Give Nation : le pouvoir de l'argent de poche
Arnaud Saint-Paul cultive depuis longtemps déjà une vie professionnelle et personnelle aux multiples facettes. Expert de la blockchain, récompensé à plusieurs reprises pour ses projets d’innovation, il a été en parallèle un « chercheur et enseignant spirituel » selon ses termes, et un entrepreneur social. « Il y a dix ans, raconte-t-il, j’ai décidé de consacrer le reste de ma vie à aider l’humanité à devenir consciente. » Il commence par le monde des entreprises, qu’il connaît si bien. Il devient notamment l’un des premiers promoteurs du mouvement américain conscious capitalism et coache les dirigeants qui souhaitent faire évoluer le modèle de leur organisation vers une meilleure prise en compte des impacts sociaux et environnementaux de leurs actions.
Éduquer au capitalisme conscient
En 2017 il crée « Give Nation », qu’il conçoit comme « un laboratoire de capitalisme conscient ». Le projet, soutenu par différentes entreprises et plusieurs acteurs gouvernementaux, a pour objet d’enseigner aux plus jeunes les fondements d’une économie qui prend en compte le « purpose » pour reprendre le terme américain quasi consacré.
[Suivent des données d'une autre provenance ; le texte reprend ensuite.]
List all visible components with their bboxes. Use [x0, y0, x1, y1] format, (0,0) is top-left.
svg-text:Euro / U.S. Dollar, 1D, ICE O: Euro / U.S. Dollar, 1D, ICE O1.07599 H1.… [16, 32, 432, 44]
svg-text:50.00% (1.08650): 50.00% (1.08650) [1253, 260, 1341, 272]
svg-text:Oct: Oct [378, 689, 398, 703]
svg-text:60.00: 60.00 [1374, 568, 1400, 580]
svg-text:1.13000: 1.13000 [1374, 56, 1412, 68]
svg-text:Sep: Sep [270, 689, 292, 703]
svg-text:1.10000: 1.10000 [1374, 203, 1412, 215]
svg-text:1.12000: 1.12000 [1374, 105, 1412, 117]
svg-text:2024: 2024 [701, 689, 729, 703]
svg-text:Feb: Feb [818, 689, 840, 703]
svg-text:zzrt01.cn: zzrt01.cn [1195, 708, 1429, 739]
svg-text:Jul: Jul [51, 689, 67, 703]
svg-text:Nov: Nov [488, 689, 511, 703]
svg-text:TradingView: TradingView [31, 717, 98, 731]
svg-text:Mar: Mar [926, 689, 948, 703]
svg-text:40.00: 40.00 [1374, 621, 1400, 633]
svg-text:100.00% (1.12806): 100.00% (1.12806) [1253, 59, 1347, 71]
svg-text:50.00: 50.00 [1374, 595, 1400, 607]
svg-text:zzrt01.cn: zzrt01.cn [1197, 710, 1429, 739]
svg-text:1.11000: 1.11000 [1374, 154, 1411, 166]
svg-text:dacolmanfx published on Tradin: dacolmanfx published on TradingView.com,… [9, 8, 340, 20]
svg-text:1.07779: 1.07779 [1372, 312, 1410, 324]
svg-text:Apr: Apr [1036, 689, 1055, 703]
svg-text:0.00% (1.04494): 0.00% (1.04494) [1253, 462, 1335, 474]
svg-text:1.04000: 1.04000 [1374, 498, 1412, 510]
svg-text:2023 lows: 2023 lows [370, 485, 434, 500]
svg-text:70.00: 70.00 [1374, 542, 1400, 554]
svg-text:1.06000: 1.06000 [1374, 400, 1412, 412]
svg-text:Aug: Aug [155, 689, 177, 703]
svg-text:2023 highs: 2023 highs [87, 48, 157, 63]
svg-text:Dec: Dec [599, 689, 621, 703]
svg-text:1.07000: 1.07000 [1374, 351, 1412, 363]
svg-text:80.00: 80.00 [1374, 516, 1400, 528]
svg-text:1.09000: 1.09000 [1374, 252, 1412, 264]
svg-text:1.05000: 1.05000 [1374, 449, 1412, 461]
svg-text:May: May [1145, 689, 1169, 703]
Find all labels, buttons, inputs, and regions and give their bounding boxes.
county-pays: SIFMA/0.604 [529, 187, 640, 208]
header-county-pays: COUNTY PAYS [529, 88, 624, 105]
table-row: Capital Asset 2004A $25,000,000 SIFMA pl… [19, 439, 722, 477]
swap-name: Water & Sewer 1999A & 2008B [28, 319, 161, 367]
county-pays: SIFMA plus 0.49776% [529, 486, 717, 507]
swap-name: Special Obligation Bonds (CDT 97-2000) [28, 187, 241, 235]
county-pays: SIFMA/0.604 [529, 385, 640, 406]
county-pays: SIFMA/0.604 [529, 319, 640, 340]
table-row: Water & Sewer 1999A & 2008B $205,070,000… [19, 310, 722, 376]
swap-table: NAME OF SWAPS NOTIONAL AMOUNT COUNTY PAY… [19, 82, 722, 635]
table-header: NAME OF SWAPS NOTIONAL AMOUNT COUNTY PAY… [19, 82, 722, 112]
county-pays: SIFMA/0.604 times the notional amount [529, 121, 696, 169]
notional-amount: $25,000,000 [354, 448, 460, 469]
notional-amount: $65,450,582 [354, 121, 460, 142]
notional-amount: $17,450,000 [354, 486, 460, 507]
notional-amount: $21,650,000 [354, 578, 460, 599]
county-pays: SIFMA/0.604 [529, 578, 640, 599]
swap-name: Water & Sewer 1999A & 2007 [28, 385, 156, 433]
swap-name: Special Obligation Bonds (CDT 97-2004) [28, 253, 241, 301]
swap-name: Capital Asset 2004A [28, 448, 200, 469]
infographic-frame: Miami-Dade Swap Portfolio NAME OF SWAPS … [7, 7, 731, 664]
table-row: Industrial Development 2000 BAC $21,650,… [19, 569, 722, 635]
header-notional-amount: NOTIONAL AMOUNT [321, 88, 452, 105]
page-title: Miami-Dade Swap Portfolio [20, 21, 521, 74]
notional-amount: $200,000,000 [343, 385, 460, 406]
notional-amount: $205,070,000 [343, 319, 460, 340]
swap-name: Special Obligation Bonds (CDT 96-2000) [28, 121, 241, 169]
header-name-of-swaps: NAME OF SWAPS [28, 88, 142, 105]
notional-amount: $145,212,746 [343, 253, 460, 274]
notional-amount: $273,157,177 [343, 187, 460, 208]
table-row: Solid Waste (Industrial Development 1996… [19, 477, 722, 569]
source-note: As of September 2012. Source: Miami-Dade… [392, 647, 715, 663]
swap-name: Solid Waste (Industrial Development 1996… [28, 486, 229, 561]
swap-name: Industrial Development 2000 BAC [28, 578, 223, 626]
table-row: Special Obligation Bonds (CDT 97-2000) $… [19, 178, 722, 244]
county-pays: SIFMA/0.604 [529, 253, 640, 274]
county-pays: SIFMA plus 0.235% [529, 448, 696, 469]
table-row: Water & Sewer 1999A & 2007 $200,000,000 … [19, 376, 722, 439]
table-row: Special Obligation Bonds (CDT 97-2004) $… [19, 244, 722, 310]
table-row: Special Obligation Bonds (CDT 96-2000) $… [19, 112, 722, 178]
L’objectif est que, dès le plus jeune âge, « l’enfant intègre cette notion d’impact dans la relation de l’individu à l’argent, et l’idée que toute transaction doit avoir un signifiant. » Le programme consiste à permettre aux enfants de gagner des « give coins » – sorte d’argent de poche virtuel – soit en exécutant des tâches confiées par leurs parents ou leur professeur, soit en récompense d’apprentissage. Ils doivent ensuite choisir comment le dépenser : en investissant dans des turbines, des arbres, dans des initiatives sociales ou associatives… Les transactions sont réalisées et sécurisées grâce à la blockchain, ce qui permet de soutenir des actions locales comme globales. Le système est appelé à favoriser les échanges transnationaux. « Dans mon esprit, confirme Arnaud Saint-Paul, un petit Français pourrait tout à fait investir dans un arbre mandragore situé à Madagascar et charger un enfant d’une école locale d’aller vérifier périodiquement sa croissance. » Ainsi, l’action positive se poursuit.« Il s’agit d’une forme de campagne d’éducation à engagement
positif ! », s’enthousiasme le fondateur.
Perspectives
Le premier projet d’envergure s’apprête à être lancé auprès de 5 000 enfants des écoles de Pristina. Pourquoi la capitale du Kosovo ? « D’abord, parce qu’elle est la nation la plus jeune d’Europe, 50 % de sa population est âgée de moins de 25 ans, explique le fondateur de Give. Ensuite, parce que la fin de la guerre a généré une volonté chez ses dirigeants de mettre en place des changements systémiques, de faire évoluer durablement les mentalités. » Constatant que la « vieille » Europe n’a pas la même appétence pour le changement, l’entrepreneur
est bien décidé à démontrer à travers ce projet pilote que « ça marche » et ainsi convaincre de nouveaux acteurs. Et il pense déjà à la suite. Car si la blockchain a en premier lieu pour objet d’assurer la transparence totale du système, elle ouvre la voie à d’autres développements. « L’intelligence artificielle permettra d’évaluer le système et ainsi de faire émerger un modèle qui fonctionne » explique Arnaud Saint-Paul. Une perspective qui nourrit son espoir de modéliser la naissance d’une économie positive.